TM: It also seems to me that the children in the film are trying to do good towards their elders. For instance the stranger in the class constantly credits his father for something he is good at, another says he is able to make molotov cocktails because he was taught by his uncle and so on.

For these boys, the older people are not right there by their side to give advice. They are in a very distant presence. They have gone off to an area from which they will never return. Take the father who hung himself. He told his son the message to "go for it" and "you will make it", but he is no longer there. In the classroom, the teacher is not even liked by his own daughter and then he loses his affection for the children who are the same generation as his daughter.
All these things are all dramas unfolding in front of the children. But these adults behave at their own whim. They have their own thing to do, their own logics or arguments or emotion. Not to any specific purpose. They are just running wild as it were with their own feeling or whatever they wanted to do or didn't want to do. The impact of those adults' behavior on the children was something that was interesting.

TM: The generation gap was also a theme in a film you made about ten years ago, called The Triple Cross. But there it seemed to be the opposite, you seemed to be on the side of the elders.

Yes. You say that I was on the other side, but the young people in that film were not fifteen years old, they were all in their twenties. Even if they are in their twenties, they don't really have a significant purpose or a standing of where they wanted to go. And they would go really far off, to the point of anarchism in order to support the band that they had. Even if that meant at the expense of the lives of some of their friends.

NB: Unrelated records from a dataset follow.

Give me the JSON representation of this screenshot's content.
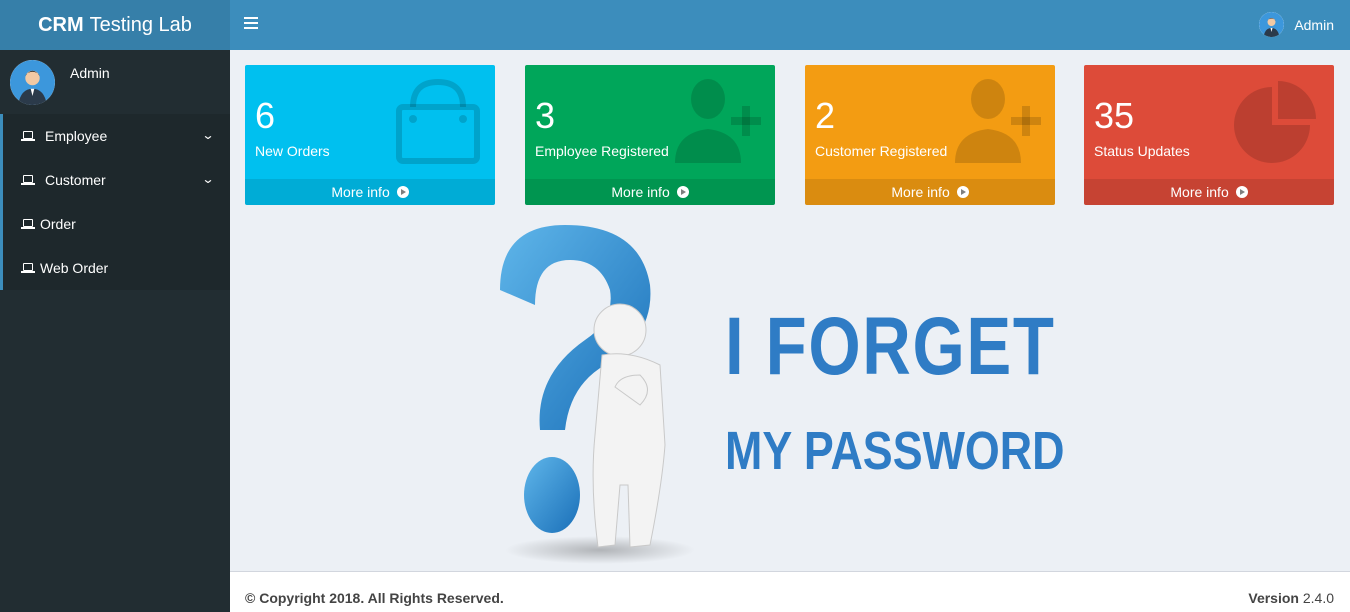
{
  "header": {
    "logo_bold": "CRM",
    "logo_rest": "Testing Lab",
    "user_name": "Admin"
  },
  "sidebar": {
    "user_name": "Admin",
    "items": [
      {
        "label": "Employee",
        "icon": "laptop-icon",
        "expandable": true
      },
      {
        "label": "Customer",
        "icon": "laptop-icon",
        "expandable": true
      },
      {
        "label": "Order",
        "icon": "laptop-icon",
        "expandable": false
      },
      {
        "label": "Web Order",
        "icon": "laptop-icon",
        "expandable": false
      }
    ]
  },
  "info_boxes": [
    {
      "value": "6",
      "label": "New Orders",
      "footer": "More info",
      "icon": "shopping-bag-icon",
      "color": "#00c0ef"
    },
    {
      "value": "3",
      "label": "Employee Registered",
      "footer": "More info",
      "icon": "user-plus-icon",
      "color": "#00a65a"
    },
    {
      "value": "2",
      "label": "Customer Registered",
      "footer": "More info",
      "icon": "user-plus-icon",
      "color": "#f39c12"
    },
    {
      "value": "35",
      "label": "Status Updates",
      "footer": "More info",
      "icon": "pie-chart-icon",
      "color": "#dd4b39"
    }
  ],
  "hero": {
    "line1": "I FORGET",
    "line2": "MY PASSWORD"
  },
  "footer": {
    "copyright": "© Copyright 2018. All Rights Reserved.",
    "version_label": "Version",
    "version_value": "2.4.0"
  },
  "colors": {
    "header": "#3c8dbc",
    "logo_bg": "#367fa9",
    "sidebar_bg": "#222d32",
    "accent_text": "#2f7cc5"
  }
}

JS: I want to go back to the sixties, and one of my favourite Japanese films, Black Lizard. The story was written by Edogawa Rampo, but it was an adaptation by Yukio Mishima. I wanted to know what it was like to work with such a well-known figure.

(laughs) I was very attached to Mishima's literature, especially the book Forbidden Colours - I don't know if it's been translated. It's sort of similar to a film called Death in Venice, the generation gap is a common thread in this story as well. Although there isn't any common thread with this book, I was very interested in Mishima's plays. Black Lizard was one of them, as well as a series of modern Noh plays. I had the same strong interest in these plays as in his prose, therefore Mishima was very much of interest to me.
I do not know the other side of Mishima, but as far as making Black Lizard is concerned, I remember talking with him about making this film with Akihiro Maruyama. He was very happy that this actor was selected to play that role. Before Maruyama started playing in the stage production of Black Lizard, this play was written about ten years before that and the role was played by many other female stars like Yayako Mizutani and Machiko Kyo, but they were not particularly interesting in terms of the play. Mishima particularly was fond of the production in which Akihiro Maruyama performed. Rather than great actresses, and even though Maruyama was not a veteran actor on the stage, Mishima seemed very, very happy and felt closest to his play through the performance of Maruyama.
I too felt very moved by Maruyama's performance in the stage production of Black Lizard. I really enjoyed his performance far more than those of any of the other so-called stars, female stars. I mentioned this to Mishima and I remember we had a really interesting, warm atmosphere when I talked about that with him.
You know, Black Lizard, Battle Royale, the Battles series, those always warrant a lot of time to talk. Every time I talk about them, no matter by who I'm interviewed we don't have enough time and I feel very sorry about that.